I socialdemocratici, quindi, non riescono ad ottenere successi per i lavoratori nell’economia globale?P.B. La socialdemocrazia ha sottovalutato gli effetti della globalizzazione mentre perdeva i suoi tradizionali strumenti di intervento. Oggi questi strumenti vanno ricostruiti, sia sul piano della protezione dei lavoratori che sul piano della ridistribuzione attraverso la fiscalità. Ci stiamo arrivando, ma nel frattempo abbiamo permesso molte decisioni sbagliate.

E.M. Il capitalismo, bisogna riconoscerlo, possiede una grande forza di adattamento. La socialdemocrazia europea, invece, non è in grado di resistere al libero scambio, intensificato dagli accordi commerciali che la Commissione europea sta attualmente negoziando.

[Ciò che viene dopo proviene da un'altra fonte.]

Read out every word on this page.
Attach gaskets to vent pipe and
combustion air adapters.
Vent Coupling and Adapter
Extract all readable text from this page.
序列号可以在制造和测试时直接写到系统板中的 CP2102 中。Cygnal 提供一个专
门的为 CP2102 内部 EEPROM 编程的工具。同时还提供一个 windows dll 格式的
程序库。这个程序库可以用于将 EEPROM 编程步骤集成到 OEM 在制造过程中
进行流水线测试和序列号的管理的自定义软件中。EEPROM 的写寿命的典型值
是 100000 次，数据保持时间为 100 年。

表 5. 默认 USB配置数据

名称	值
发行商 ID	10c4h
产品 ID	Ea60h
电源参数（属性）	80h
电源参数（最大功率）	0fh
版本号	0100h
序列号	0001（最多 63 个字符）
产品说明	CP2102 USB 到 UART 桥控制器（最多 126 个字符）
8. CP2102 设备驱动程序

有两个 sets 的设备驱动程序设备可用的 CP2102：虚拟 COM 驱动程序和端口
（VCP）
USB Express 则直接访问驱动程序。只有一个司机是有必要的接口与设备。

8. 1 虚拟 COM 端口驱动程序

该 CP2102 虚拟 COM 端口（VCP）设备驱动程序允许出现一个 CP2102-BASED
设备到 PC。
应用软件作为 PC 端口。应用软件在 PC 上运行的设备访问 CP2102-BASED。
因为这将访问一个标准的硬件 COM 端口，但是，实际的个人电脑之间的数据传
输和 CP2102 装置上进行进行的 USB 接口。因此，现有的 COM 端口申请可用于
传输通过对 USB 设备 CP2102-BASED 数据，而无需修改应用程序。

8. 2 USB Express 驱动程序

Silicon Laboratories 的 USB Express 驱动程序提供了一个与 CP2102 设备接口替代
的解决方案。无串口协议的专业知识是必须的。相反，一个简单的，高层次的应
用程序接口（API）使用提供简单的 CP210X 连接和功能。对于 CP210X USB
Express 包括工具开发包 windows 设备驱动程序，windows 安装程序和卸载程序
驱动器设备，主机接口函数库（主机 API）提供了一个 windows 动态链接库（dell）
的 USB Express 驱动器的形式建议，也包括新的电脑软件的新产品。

Immagino che la sua posizione sul tema del libero scambio, Pervenche Berès, sia diversa… P.B.I socialdemocratici devono rifondarsi, ma resto convinta che il protezionismo sia sbagliato. Dobbiamo mantenere le frontiere aperte, perché l’intelligenza si nutre di scambi. La chiusura, invece, alimenta xenofobia. La vera sfida che può cambiare le carte in tavola è l’ecologia. Il bivio è questo: o creiamo un modello di sviluppo economico adatto per noi, adeguando di conseguenza i nostri scambi commerciali, oppure privilegiamo a tutti i costi il commercio internazionale per spingere la crescita. Credo che l’Europa sarà un modello di sviluppo sostenibile, razionale e rispettoso dei diritti sociali.

E.M. Non sono d’accordo. Mi prendo la responsabilità di parlare di protezionismo. È curioso come questa parola crei imbarazzo, mentre tutte le grandi potenze vi fanno ricorso. Va ricordato che, nonostante i dazi doganali, gli scambi continuano a volumi giganteschi. Nei nuovi accordi, la questione dei dazi doganali è del resto marginale, mentre l’armonizzazione delle norme è centrale. Inoltre, queste norme vengono gestite da organismi di esperti fuori dal controllo politico. Protezionismo significa anche protezione delle norme, che possono essere nell’interesse dei cittadini, dei loro diritti e della loro salute.

La socialdemocrazia, storicamente, ha un legame privilegiato con il mondo sindacale. Secondo voi, il movimento per il clima potrebbe essere un nuovo punto di partenza per i socialdemocratici e per la sinistra?E.M. In primo luogo, i sindacati restano indispensabili. Lo capiamo ora con le mobilitazioni negli ospedali e nella scuola. Sulle manifestazioni per il clima, non sopravvalutiamo il loro peso. Ma sono convinto che non bisogna separare la lotta alle disuguaglianze dall’ecologia. Di più: non vedo come si possa essere ecologisti senza mettere in discussione il modello capitalista.

P.B. La questione ecologica non è di destra o sinistra. Per me, c’è anche la volontà di distogliere l’attenzione da argomenti cruciali, come la finanza sotterranea, i paradisi fiscali, la redistribuzione dei dividendi… Se la socialdemocrazia sostenesse solo l’ecologia, diventerebbe inutile. Il suo compito è rendere possibile la transizione ecologica, anche per i più svantaggiati. Ma questa non è una priorità per tutti. Quando il parlamento Ue ha votato sulla “tassonomia” dei prodotti finanziari (una sorta di valutazione di qualità), gli ecologisti hanno tentennato. Ma l’ecologia non può vincere senza la dimensione sociale. Questo è il ruolo imprenscindibile della socialdemocrazia.